2010-02-26 Bortolussi: da dove arrivano i soldi per la campagna elettorale di Zaia?

VENERDÌ, 26 FEBBRAIO 2010

Il Mattino di Padova - Pagina 11 - Regione

«La Corte dei Conti indaghi su Zaia»

Affondo di Bortolussi: la sua campagna costa milioni, da dove arrivano?

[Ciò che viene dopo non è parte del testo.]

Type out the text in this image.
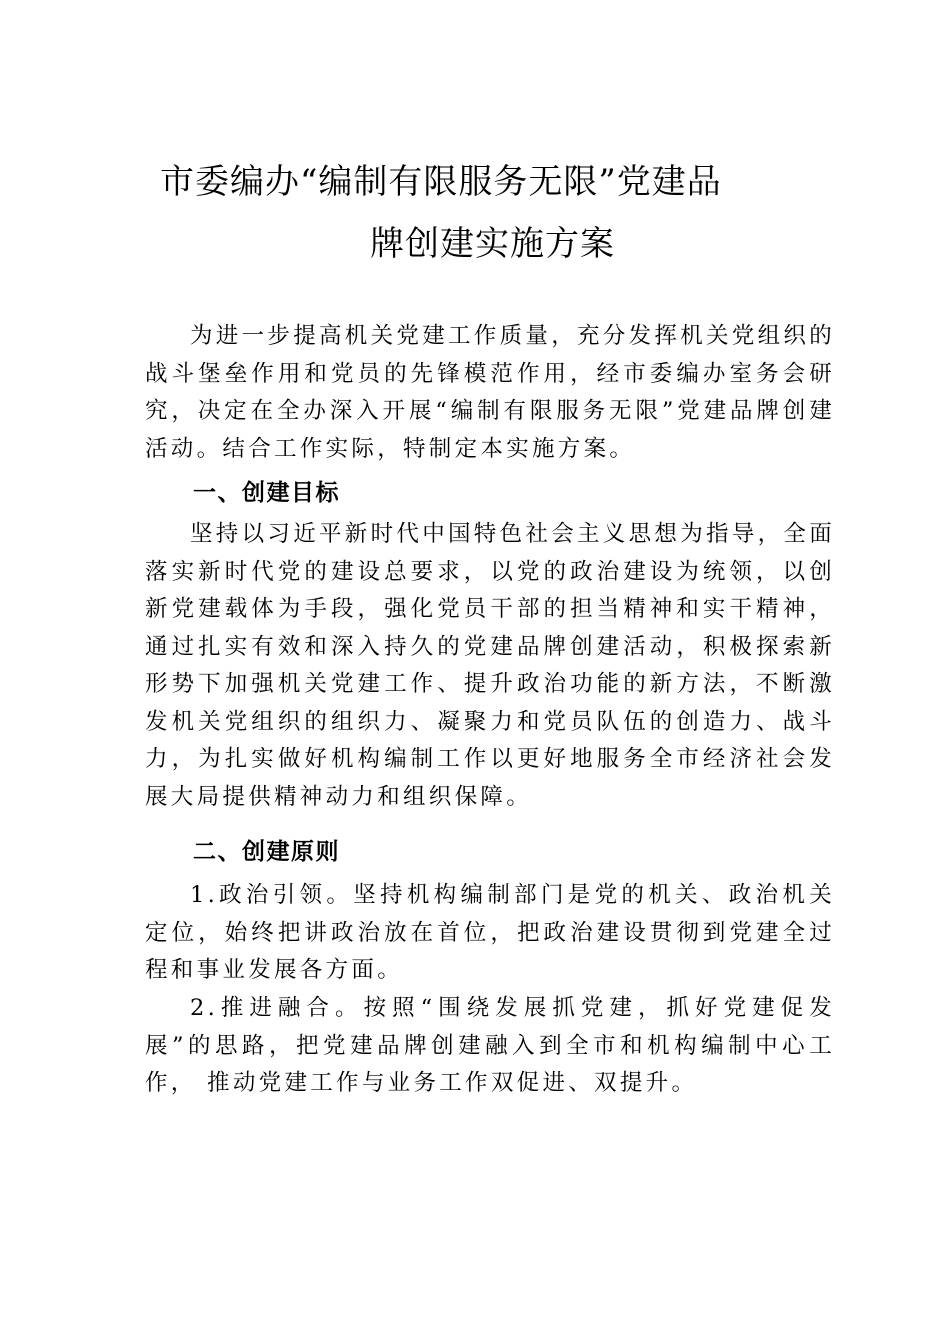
市委编办“编制有限服务无限”党建品
牌创建实施方案
为进一步提高机关党建工作质量，充分发挥机关党组织的战斗堡垒作用和党员的先锋模范作用，经市委编办室务会研究，决定在全办深入开展“编制有限服务无限”党建品牌创建活动。结合工作实际，特制定本实施方案。
一、创建目标
坚持以习近平新时代中国特色社会主义思想为指导，全面落实新时代党的建设总要求，以党的政治建设为统领，以创新党建载体为手段，强化党员干部的担当精神和实干精神，通过扎实有效和深入持久的党建品牌创建活动，积极探索新形势下加强机关党建工作、提升政治功能的新方法，不断激发机关党组织的组织力、凝聚力和党员队伍的创造力、战斗力，为扎实做好机构编制工作以更好地服务全市经济社会发展大局提供精神动力和组织保障。
二、创建原则
1.政治引领。坚持机构编制部门是党的机关、政治机关定位，始终把讲政治放在首位，把政治建设贯彻到党建全过程和事业发展各方面。
2.推进融合。按照“围绕发展抓党建，抓好党建促发展”的思路，把党建品牌创建融入到全市和机构编制中心工作， 推动党建工作与业务工作双促进、双提升。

VERSO LE ELEZIONI Il candidato del centrosinistra: spese alle stelle, De Poli: il ministro si dimetta e giochi ad armi pari

FILIPPO TOSATTO

VENEZIA. «In Veneto la campagna elettorale è dopata perché il mio avversario, il ministro Luca Zaia, sta investendo milioni di euro in una pubblicità ossessiva che si avvale anche di risorse pubbliche. Finora sono stato zitto ma adesso domando: da dove viene tutto questo denaro? Ed è accettabile che personale e mezzi del dicastero dell’Agricoltura siano impiegati a scopi di propaganda? Credo sia materia per la Corte dei Conti, le interpellanze parlamentari non servono ma l’intervento della magistratura sì, perché questa degenerazione può innescare elementi di malcostume».
Alza la voce, Giuseppe Bortolussi. Dopo settimane all’insegna di punture di spillo e toni felpati, il candidato del centrosinistra alla presidenza della Regione solleva la questione delle spese elettorali, mai così ingenti: «Si tuona contro i costi della politica e poi il centrodestra investe somme colossali non per diffondere idee ma per vendere saponette. Dopo sono le proposte? Dove sono i programmi? Io ho chiesto un confronto a Zaia, per parlare dei problemi concreti dei veneti: lavoro, impresa, famiglia, fisco, energia. Lui ha rifiutato. Non capisco perché».
A irritare Bortolussi concorre anche il torpore della sua coalizione a fronte del dilagare mediatico del suo rivale. «Beh, finora non ho ricevuto grande sostegno dal Pd, tanto che a darmi una mano sono soprattutto gruppi di volontari. Un esempio? Vedo faccioni altrui dappertutto ma se qualcuno vuole trovare un manifesto mio, deve andare in giro col lanternino. Ho protestato, mi hanno risposto che la Lega aveva già prenotato tutti gli spazi migliori… . Cosa devo aggiungere? Io sono portato al dialogo con la gente ma a volte faccio fatica a trovare un’intesa con i boss di partito». Minaccerà ancora il ritiro dalla competizione? «Io non faccio le bizze, ho posto con forza un problema di rinnovamento reale dei candidati e, come dimostra il listino, l’obiettivo è stato raggiunto».
Non solo Bortolussi. Anche il candidato dell’Udc attacca sul fronte dei «benefit ministeriali» del favoritissimo esponente del Carroccio: «Vorrei vedere la scena, Zaia che scende dall’auto blu, saluta il suo autista, e si congeda dallo stuolo di consulenti», punge Antonio De Poli «vorrei vederlo salire su un’auto normale, affittare una sede e cercarsi un addetto stampa con i soldi suoi». Tant’è. Alla richiesta di lasciare il Governo, il titolare dell’Agricoltura ha risposto picche. Ma De Poli non desiste: «Ne sono certo, se Zaia si dimette da ministro la partita è apertissima, nonostante tutti i vantaggi di cui ha goduto fin qui. Voglio vederlo andare in giro tra la gente. A spiegare la sua idea di Veneto, contrapposta alla mia».